• Sonuç bulunamadı

1. TOPRAK (TÜRÂB)

1.2. Toprak İle İlgili Unsurlar

1.2.1.1. Yer Altı, Karanlık Yer, Kara Yer

Yûnus yer kelimesini ölüm kavramı ile birlikte mezar anlamına gelecek şekilde zikretmiştir. “Allah sizi yerden bir bitki olarak bitirdi”(Nuh 71/17) ayetinde yerden yaratıldığı söylenen insanın maddi anlamda bedenini yetirecek yine yerdir.

İnsan bedeni ölünce, tabuta koyulup mezarlığa doğru götürülür. Yûnus bedenin yerin yani toprağın altına gömüldükten sonra orada olacakları kimsenin bilemeyeceğini söyler.

Agaç ata bindüreler sinden yana göndereler Yir altına indüreler kimse ayruk görmez ola

(6/6)

Yûnus kendisinin toprağın altındaki halini çok merak eder. Çünkü insan, toprağa konulunca ruhundan önce ölü bedeninin sorgusu başlar. Bu yüzden Yûnus da mezarının akreplerle dolup dolmayacağını merak eder.
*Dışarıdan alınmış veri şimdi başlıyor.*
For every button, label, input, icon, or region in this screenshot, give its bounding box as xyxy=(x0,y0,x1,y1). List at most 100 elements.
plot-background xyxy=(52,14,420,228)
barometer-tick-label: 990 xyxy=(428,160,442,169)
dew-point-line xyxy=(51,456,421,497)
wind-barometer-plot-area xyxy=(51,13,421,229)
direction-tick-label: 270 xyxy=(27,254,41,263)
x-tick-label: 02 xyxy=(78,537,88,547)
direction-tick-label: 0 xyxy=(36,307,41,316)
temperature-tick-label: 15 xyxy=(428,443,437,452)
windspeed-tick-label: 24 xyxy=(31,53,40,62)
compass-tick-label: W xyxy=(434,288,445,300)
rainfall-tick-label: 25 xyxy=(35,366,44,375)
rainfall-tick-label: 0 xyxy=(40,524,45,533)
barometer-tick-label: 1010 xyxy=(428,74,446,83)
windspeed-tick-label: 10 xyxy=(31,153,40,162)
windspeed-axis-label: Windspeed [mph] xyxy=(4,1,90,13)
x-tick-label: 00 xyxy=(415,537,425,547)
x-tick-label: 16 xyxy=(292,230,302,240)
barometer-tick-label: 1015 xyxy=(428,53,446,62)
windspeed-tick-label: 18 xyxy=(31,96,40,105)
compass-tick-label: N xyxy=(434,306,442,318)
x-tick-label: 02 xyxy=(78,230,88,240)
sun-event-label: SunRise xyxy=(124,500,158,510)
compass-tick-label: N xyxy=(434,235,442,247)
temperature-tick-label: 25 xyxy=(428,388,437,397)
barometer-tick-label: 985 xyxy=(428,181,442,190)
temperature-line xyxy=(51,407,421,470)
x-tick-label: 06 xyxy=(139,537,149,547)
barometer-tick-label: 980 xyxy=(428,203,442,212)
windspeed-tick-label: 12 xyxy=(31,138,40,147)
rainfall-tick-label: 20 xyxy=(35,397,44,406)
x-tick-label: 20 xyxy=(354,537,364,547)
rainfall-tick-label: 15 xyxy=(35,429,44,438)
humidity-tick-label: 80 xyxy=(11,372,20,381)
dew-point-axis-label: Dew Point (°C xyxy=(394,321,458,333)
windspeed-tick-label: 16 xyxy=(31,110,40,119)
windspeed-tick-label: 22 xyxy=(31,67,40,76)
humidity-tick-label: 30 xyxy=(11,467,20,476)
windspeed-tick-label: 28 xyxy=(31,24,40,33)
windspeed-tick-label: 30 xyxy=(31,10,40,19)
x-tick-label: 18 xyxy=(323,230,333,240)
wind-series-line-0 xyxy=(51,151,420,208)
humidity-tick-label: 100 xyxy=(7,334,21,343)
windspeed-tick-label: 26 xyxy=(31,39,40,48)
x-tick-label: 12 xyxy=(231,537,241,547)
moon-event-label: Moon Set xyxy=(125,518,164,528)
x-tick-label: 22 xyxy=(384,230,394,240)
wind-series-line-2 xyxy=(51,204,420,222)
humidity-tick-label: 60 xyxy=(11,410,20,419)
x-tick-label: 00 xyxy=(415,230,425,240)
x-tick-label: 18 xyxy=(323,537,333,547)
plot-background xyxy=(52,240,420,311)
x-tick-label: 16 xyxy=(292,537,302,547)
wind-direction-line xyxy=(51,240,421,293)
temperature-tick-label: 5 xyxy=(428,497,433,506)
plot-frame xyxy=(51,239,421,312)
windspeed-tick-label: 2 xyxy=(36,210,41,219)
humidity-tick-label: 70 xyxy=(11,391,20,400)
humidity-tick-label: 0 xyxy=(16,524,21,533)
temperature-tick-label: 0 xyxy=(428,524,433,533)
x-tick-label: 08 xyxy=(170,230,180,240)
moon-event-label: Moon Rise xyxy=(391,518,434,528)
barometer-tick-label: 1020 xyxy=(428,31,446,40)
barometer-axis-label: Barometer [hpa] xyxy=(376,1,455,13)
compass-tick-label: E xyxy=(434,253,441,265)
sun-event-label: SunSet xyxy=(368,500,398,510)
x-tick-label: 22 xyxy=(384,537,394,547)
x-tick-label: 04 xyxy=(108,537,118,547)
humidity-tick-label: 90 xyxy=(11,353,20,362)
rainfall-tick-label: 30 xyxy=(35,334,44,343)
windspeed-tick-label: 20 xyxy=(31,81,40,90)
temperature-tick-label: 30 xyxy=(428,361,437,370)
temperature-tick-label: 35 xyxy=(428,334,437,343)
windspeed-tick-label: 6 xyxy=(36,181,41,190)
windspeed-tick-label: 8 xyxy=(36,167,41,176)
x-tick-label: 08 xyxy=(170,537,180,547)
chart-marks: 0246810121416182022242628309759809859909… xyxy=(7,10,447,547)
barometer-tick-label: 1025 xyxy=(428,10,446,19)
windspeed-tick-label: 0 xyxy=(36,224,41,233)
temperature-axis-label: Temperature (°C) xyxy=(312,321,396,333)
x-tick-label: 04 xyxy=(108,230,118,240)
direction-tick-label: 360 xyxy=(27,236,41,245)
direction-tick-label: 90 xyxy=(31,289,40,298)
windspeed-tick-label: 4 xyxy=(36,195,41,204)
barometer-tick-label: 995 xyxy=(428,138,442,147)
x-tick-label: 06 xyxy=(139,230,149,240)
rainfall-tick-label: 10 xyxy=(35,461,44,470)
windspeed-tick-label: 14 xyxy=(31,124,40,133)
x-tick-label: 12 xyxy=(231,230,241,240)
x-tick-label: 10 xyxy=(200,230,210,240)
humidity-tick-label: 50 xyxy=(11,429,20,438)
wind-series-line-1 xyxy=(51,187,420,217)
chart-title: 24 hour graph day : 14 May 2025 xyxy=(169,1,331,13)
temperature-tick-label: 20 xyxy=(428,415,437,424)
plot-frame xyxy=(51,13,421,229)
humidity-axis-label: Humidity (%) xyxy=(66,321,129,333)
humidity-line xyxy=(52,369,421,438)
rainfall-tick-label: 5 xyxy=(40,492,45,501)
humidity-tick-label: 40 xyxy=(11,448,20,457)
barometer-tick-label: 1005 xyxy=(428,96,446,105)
‘Aceb bu benüm hâlüm yir altında ahvâlüm Varup yatıcak yirüm akreb dola mı yâ Rab

(15/29)

Amel defteri günahlarla dolu olanlar ah ederek pişmanlık gözyaşları dökerken, Allah’ın varlığını birliğini idrak edip onun varlığında yok olan miskinler ise bu kara yerde gülücükler atarlar. Çünkü miskinler için dost menzilinin ilk durağı bu kara yerdir. Humus bakımından zengin toprak da renk olarak siyah olur. Yûnus miskin ehlinin güldüğü toprağın renginin bu bakımdan siyah olduğunu söyler.

Kimi âh idüp kılur zârı günehdür elinde varı Göçmiş yatur kara yiri miskînleri güleni gör

Yûnus Allah’ın verdiğini kuldan esirgememek gerektiğini söyler. Çünkü her şey aslına dönecektir. Benim dediğim her şey aslında yoktur ve dolayısıyla vakit gelince ben dediğin naçiz tenin de aslına yani toprağa, yere girecektir.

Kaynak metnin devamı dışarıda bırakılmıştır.